A: My answer to your question would be Clint Eastwood based on longevity, variety of projects and success at the box office and with critics. Eastwood first rose to national attention as Rowdy Yates on Rawhide from 1950 to 1965. He had a few lean years after the series ended, but found a niche in low budget westerns. Dirty Harry in 1971 started a popular film franchise and made Eastwood one of the biggest stars of the 1970s and early 1980s. After a dip in the late 1980s, Eastwood redefined himself as a director with Unforgiven in 1992. He's won two best director actor Oscars for Unforgiven and Million Dollar Baby, which also took the best picture prizes. Eastwood also received best acting nominations for his roles in those movies.

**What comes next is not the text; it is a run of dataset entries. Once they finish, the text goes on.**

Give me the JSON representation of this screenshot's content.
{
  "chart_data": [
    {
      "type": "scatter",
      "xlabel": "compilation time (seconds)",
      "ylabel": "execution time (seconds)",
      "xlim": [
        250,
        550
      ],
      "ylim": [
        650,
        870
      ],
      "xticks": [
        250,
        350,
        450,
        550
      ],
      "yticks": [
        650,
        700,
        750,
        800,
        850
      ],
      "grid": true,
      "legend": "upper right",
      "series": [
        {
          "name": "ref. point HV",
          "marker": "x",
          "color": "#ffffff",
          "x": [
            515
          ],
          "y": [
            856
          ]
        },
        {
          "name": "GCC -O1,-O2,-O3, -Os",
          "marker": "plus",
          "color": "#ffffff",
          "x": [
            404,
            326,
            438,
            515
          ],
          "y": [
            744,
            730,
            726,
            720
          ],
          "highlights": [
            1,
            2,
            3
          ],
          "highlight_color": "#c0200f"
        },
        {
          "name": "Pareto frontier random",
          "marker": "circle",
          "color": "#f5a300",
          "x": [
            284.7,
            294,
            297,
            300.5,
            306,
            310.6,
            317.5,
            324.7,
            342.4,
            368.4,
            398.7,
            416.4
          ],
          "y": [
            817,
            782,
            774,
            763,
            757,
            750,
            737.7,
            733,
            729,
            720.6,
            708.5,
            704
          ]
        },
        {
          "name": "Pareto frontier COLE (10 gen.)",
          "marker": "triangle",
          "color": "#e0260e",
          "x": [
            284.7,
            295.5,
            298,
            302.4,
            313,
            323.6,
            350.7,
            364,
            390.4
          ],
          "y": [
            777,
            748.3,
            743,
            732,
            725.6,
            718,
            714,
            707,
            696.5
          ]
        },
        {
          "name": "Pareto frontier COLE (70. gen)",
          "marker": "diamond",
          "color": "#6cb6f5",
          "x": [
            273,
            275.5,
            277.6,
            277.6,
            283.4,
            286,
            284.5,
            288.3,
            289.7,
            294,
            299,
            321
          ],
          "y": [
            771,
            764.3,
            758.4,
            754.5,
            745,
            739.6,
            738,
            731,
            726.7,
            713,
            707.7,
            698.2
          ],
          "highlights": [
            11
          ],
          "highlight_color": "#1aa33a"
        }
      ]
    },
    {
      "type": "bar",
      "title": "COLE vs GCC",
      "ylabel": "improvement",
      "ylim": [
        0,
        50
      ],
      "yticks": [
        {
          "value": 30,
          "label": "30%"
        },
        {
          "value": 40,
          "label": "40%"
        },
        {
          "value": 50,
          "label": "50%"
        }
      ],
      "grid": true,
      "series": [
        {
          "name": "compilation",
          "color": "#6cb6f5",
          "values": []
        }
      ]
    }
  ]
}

Other names that immediately come to mind are George Clooney, Bruce Willis, John Travolta and Will Smith.



Q: OK, my question is how did Raquel Welch end up in the starring role of the 1972 movie "Kansas City Bomber"? Welch (and a very young Jodie Foster) appear in this drama about the world of roller derby. Today the movie looks like a joke but it was a serious movie. Was roller derby that popular in '72 that Welch considered this a good role or did she just need a paycheck?
-Noir Fan 01


A: Kansas City Bomber is an MGM movie from 1972 starring Raquel Welch as K.C. Carr. Carr has just left her successful roller derby team in Kansas City to join one in Portland, Ore. Team owner Burt Henry (Kevin McCarthy) has desires on Carr. This causes him to trade Carr's best friend on the team away and rig the fans to boo Hank Hopkins (Norman Alden), the star male skater who also has eyes for her. Carr agrees to lose a skate off to Jackie Burdette (Helena Kallaniotes, who earned a Golden Globe nomination for her part), so she can go with Henry to set up a new team in Chicago. Carr doesn't trust Henry anymore and wins the match up to stay in Portland. Jodie Foster plays Carr's young daughter, Rita.

Writer Barry Sandler got Welch interested in the movie by simply showing up at her house and leaving a copy of the script with her assistant, according to IMDB. Welch didn't want to be seen as only a sex symbol, but she didn't run from that image. It's reasonable to think Welch liked the mix of a strong and sexy woman Carr was. Rollery derby was very popular in the early 1970s and something like Kansas City Bomber could be seen as an equivalent to The Wrestler in the idea of trying to take an inside look at the real people involved in this over the top, flashy pseudo-sport.



Don't die.
"I just want a little piece of the action so I don't have to apologize every time I turn around, that's all."